La Cour suprême des États-Unis a permis à l’administration Trump de reprendre les raids d’immigration dans le sud de la Californie, accordant à une demande du ministère de la Justice de soulever l’ordonnance d’un juge fédéral restreignant les agents d’application de la loi d’utiliser la race, l’ethnicité ou la langue comme motif de suspicion. | Crédit photo: Eric Thayer / Reuters

La Cour suprême des États-Unis a de nouveau soutenu lundi l’approche dure du président Donald Trump à l’immigration, permettant aux agents fédéraux de procéder à des raids en Californie du Sud ciblant les gens pour expulser en fonction de leur race ou de leur langue.

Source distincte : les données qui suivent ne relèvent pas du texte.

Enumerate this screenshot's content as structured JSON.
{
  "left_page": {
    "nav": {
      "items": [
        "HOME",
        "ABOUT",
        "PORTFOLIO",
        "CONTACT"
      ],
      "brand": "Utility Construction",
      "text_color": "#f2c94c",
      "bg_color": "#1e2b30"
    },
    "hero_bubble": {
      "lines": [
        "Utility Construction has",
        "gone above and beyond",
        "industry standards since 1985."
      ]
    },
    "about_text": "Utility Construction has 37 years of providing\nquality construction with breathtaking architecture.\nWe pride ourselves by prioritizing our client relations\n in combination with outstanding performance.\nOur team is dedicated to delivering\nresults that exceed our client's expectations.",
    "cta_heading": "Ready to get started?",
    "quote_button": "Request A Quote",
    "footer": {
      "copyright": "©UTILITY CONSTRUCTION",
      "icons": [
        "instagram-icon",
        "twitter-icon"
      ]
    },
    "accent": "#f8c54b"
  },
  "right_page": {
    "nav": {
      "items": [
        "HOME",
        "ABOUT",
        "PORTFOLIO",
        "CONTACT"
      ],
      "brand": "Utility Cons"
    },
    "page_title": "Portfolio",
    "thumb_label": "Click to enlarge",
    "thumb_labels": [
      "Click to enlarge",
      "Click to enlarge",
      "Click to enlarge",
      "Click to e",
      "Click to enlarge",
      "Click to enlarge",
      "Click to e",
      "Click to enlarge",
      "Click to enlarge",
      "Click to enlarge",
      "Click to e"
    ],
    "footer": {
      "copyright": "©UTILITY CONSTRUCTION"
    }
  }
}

Le tribunal a accordé une demande de ministère de la Justice à suspendre une ordonnance du juge fédéral à empêcher les agents de cesser ou de détenir des personnes sans “soupçon raisonnable”, ils sont dans le pays illégalement, en s’appuyant sur la race ou l’ethnicité, ou s’ils parlent espagnol ou anglais avec un accent, entre autres facteurs.

Les trois juges libéraux de la Cour suprême se sont publiquement dissidents de la décision, dirigeant des critiques pointées contre sa majorité conservatrice.

L’administration “a presque déclaré que tous les Latinos, les citoyens américains ou non, qui occupent des emplois à bas salaire sont un jeu équitable à tout moment, enlevés du travail et tenus jusqu’à ce qu’ils fournissent une preuve de leur statut juridique à la satisfaction des agents”, a écrit le juge Sotomayor dans l’avis dissident.

“Plutôt que de rester paresseusement pendant que nos libertés constitutionnelles sont perdues, je me dissipe”, a ajouté Sotomayor.

Le juge de district américain basé à Los Angeles, Maame Frimpong, a conclu le 11 juillet que les actions de l’administration Trump avaient probablement violé la protection du quatrième amendement de la Constitution américaine contre les perquisitions et convulsions déraisonnables. L’ordonnance du juge s’est appliquée à la juridiction de son tribunal couvrant une grande partie de la Californie du Sud.

L’ordonnance de la Cour suprême a été brève et émise sans aucune explication, une manière courante, elle gère les questions d’urgence, mais qui a généré une confusion devant les tribunaux inférieurs et les critiques de certains des juges eux-mêmes. Le tribunal a une majorité conservatrice 6-3.

Contrôlant lundi avec la décision, le juge conservateur Brett Kavanaugh a déclaré que “l’ethnicité apparente à elle seule ne peut pas fournir des soupçons raisonnables”, mais il peut s’agir d’un “facteur pertinent” lorsqu’il est examiné avec d’autres facteurs saillants “.

Kavanaugh a ajouté: “Si les officiers apprennent que l’individu qu’ils ont arrêté est un citoyen américain ou autrement légalement aux États-Unis, ils ont rapidement laissé partir l’individu.”

Dans un dossier écrit, le ministère de la Justice a défendu les personnes en ciblant les personnes utilisant un “profil raisonnablement large” dans une région où, selon l’administration, environ 10% des résidents se trouvent illégalement dans le pays.

La demande de l’administration a marqué son dernier voyage à la Cour suprême visant à procéder à des politiques que les tribunaux inférieurs ont entravé après avoir mis en doute leur légalité. La Cour suprême a soutenu Trump dans la plupart de ces affaires.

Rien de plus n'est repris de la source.